I get confused by people's immediate reaction to question when someone has decided to tell them their story. I have had to put up with that for just over 9 years now. At the beginning, it was the hardest. In the middle of it all happening, I found a very thin list of people I could trust to talk to. There were aspects of what was happening to me that everyone at school was talking about. But they were not saying "that poor girl who nearly got raped" they were laughing and saying "that's the girl who lied about her ex-boyfriend raping her."
"Why didn't you go to the police about it?" I get asked. I did go to the police, after speaking to numerous adults about it. That includes the child protection officer at school who never suggested I should take it any further. A lot of the time people would not believe me. Sometimes I decided not to give details about what happened because I believed I was 'in love.' If he said he was sorry and it would happen again, I believed him. That's the hold he had over me. From him physically forcing himself on me and making sure I didn't tell anyone, to convincing me to skip school to see him. Domestic abuse is not always a physical thing. I'm lucky that the physical side of it only lasted for a short time. He did attack me once with a knife and I'm lucky it didn't go any further based on what he did to partners after me.
It is not always obvious to the person being abused that it is actually abuse and not just fights and disagreements. For me, it started slowly and before I knew it I was being controlled and manipulated so badly even I couldn't see it. He made me believe I was in the wrong. He made me believe I was a jealous insecure girlfriend. It took me a while to see the controlling personality trait he had developed and that it wasn't just his anger issues in general, it was his anger towards me.
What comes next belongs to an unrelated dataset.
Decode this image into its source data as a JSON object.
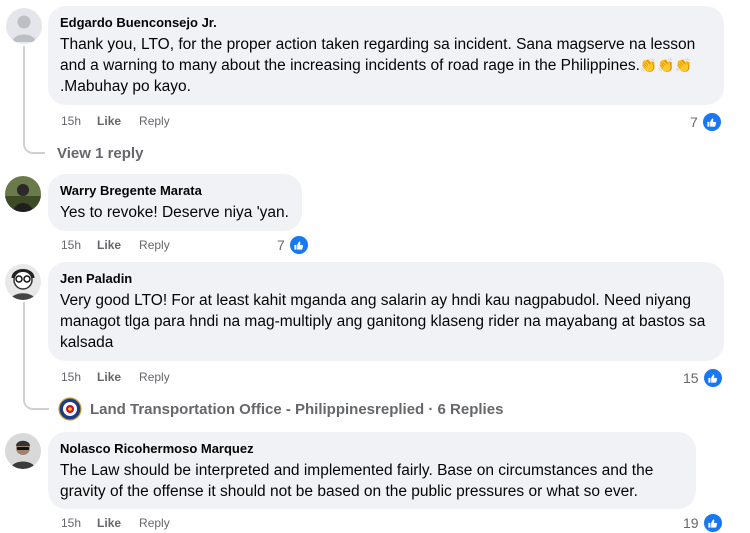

I was a 14-year-old girl stuck in a bubble with no idea that the way I was being treated was not okay.
"You've had loads of relationships since then, so it can't have been that bad." At the time I was in search of a person who could change my mind on relationships. But three years later, I ended up in another abusive relationship.
"Look at how fat you are," was a recurring theme of conversation. And he even threw me against the bathroom wall and held me by my throat—just because I drank too much. I didn't even think about reporting this. You only accept the love you think you deserve. And at that ag,e I didn't think I deserved much more than to be treated like shit. Because that's how it had been for me. I couldn't be happy without feeling like something bad would happen, and when it didn't I would do something to ruin it all. I'm lucky that I now find myself in a relationship where this isn't the case. I don't have an inkling of a doubt that he would ever treat me anything other than perfect.
"You are so brave," something I hear very rarely.
"He won't hurt you again," something even when I do hear I fear might not be true.
I am not sure if I am telling my story, or justifying myself. But no matter how much I talk about it thr nightmares and the flash backs don't stop. I tell my story, not to tell you, but to tell myself that if happened, and that it's okay.